The scientific community is looking for proper and comprehensive methods to create susceptibility maps. For this, we need pilot areas (representative watersheds and slopes) on which to test the new strategies to forecast piping development. Various studies have been carried out on the use of a machine learning method in mapping sensitivity and risk phenomena [
54]. In the study area, despite the extensive expansion of piping erosion and the susceptibility of the area to surface wash, no research has been conducted to determine the potential of piping erosion and the factors that cause piping formation and development.
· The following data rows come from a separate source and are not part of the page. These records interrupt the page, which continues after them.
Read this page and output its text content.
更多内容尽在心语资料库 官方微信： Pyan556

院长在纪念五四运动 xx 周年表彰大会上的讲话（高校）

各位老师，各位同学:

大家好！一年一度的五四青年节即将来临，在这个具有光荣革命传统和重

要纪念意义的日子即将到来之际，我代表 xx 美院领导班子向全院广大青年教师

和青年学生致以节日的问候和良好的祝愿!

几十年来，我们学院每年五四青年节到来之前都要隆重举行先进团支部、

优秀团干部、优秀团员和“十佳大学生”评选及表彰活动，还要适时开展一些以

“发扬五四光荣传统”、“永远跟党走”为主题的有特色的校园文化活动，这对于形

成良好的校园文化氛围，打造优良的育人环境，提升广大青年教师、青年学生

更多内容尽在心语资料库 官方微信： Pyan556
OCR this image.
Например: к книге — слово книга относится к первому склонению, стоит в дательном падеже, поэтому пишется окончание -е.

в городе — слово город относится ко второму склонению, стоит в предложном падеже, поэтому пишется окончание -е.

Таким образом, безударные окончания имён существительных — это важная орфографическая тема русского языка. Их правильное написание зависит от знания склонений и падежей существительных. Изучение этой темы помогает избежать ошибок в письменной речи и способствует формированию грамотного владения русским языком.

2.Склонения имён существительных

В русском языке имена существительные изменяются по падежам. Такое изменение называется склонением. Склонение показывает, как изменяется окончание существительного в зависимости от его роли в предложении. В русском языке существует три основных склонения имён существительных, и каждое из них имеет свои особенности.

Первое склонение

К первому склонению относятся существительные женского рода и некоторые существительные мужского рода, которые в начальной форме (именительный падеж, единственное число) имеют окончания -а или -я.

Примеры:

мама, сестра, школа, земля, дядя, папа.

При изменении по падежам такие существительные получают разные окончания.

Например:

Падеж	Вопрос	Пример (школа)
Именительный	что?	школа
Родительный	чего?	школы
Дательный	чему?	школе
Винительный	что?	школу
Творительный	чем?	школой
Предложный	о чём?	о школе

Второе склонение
Therefore, in this study, we evaluate the factors affecting piping erosion and finally piping erosion susceptibility mapping. In this study, the performance of random forest (RF), support vector machine (SVM), and generalized linear Bayesian models (GLM Bayesian) in piping erosion hazard susceptibility using Advance Land Observatin Satellite/Phased Array type L-band Synthetic Aperture Radar (ALOS/PALSAR) digital elevation model (DEM) was evaluated.